A novel WFS1 mutation in a family with dominant low frequency sensorineural hearing loss with normal VEMP and EcochG findings

Abstract

Background: Low frequency sensorineural hearing loss (LFSNHL) is an uncommon clinical finding. Mutations within three different identified genes (DIAPH1, MYO7A, and WFS1) are known to cause LFSNHL. The majority of hereditary LFSNHL is associated with heterozygous mutations in the WFS1 gene (wolframin protein). The goal of this study was to use genetic analysis to determine if a small American family's hereditary LFSNHL is linked to a mutation in the WFS1 gene and to use VEMP and EcochG testing to further characterize the family's audiovestibular phenotype.

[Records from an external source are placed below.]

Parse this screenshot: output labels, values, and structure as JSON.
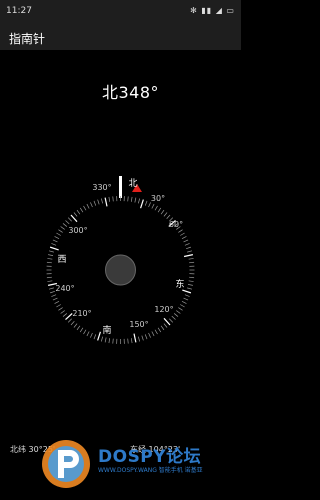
{
  "status_bar": {
    "time": "11:27",
    "icons_text": "✻ ▮▮ ◢ ▭"
  },
  "app_bar": {
    "title": "指南针"
  },
  "compass": {
    "direction_char": "北",
    "heading_degrees": "348°",
    "heading_value": 348,
    "degree_labels": [
      "330°",
      "30°",
      "60°",
      "120°",
      "150°",
      "210°",
      "240°",
      "300°"
    ],
    "cardinal_labels": {
      "north": "北",
      "east": "东",
      "south": "南",
      "west": "西"
    },
    "indicator_color": "#e0201b"
  },
  "footer": {
    "latitude_label": "北纬",
    "latitude_value": "30°25'",
    "longitude_label": "东经",
    "longitude_value": "104°23'"
  },
  "watermark": {
    "brand": "DOSPY论坛",
    "sub_text": "WWW.DOSPY.WANG  智能手机  诺基亚"
  }
}
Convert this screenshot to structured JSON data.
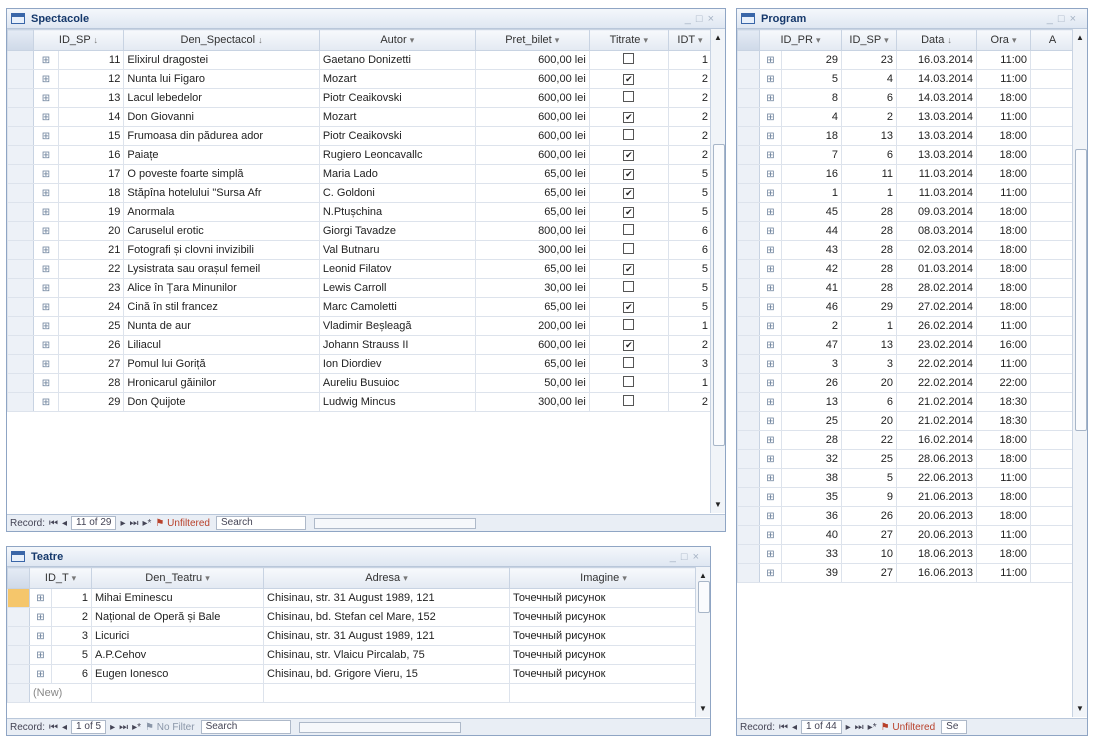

Methods: The clinical phenotype of the American family was characterized by audiologic testing, vestibular evoked myogenic potentials (VEMP), and electrocochleography (EcochG) evaluation. Genetic characterization was performed by microsatellite analysis and direct sequencing of WFS1 for mutation detection.

Results: Sequence analysis of the WFS1 gene revealed a novel heterozygous mutation at c.2054G>C predicting a p.R685P amino acid substitution in wolframin. The c.2054G>C mutation segregates faithfully with hearing loss in the family and is absent in 230 control chromosomes. The p.R685 residue is located within the hydrophilic C-terminus of wolframin and is conserved across species. The VEMP and EcochG findings were normal in individuals segregating the WFS1 c.2054G>C mutation.

Conclusion: We discovered a novel heterozygous missense mutation in exon 8 of WFS1 predicting a p.R685P amino acid substitution that is likely to underlie the LFSNHL phenotype in the American family. For the first time, we describe VEMP and EcochG findings for individuals segregating a heterozygous WFS1 mutation.

Figure 1

Audiologic and genetic characterization of the low frequency hearing loss pedigree. (A) Each individual in the pedigree is assigned a number. Underlined numbers indicate that auditory evaluations were performed for that person. Affected individuals are denoted by blackened symbols, males are denoted by squares, females are denoted by circles, and deceased persons are indicated by a diagonal line through the symbol. Blood drop symbols indicate individuals who donated a blood sample to the study. Symmetrical hearing loss was detected in all affected family members; therefore, only the right ear pure-tone air conduction thresholds are plotted on the audiograms. Frequency in hertz (Hz) is plotted on the x-axis and the hearing level in decibels (dB HL) on the y-axis. Plotted on each audiogram (gray line) are the average pure-tone air conduction thresholds for a person with normal hearing matched in age [39] to the family member. (B) Electropherograms showing a heterozygous c.2054G>C mutated genomic nucleotide sequence from an affected individual compared to a homozygous c.2054G unaffected family member. Nucleotide numbering starts with the ORF. (C) Protein alignment shows conservation of the p.R685 residue during evolution. The p.685P substitution in the pedigree is shown in red.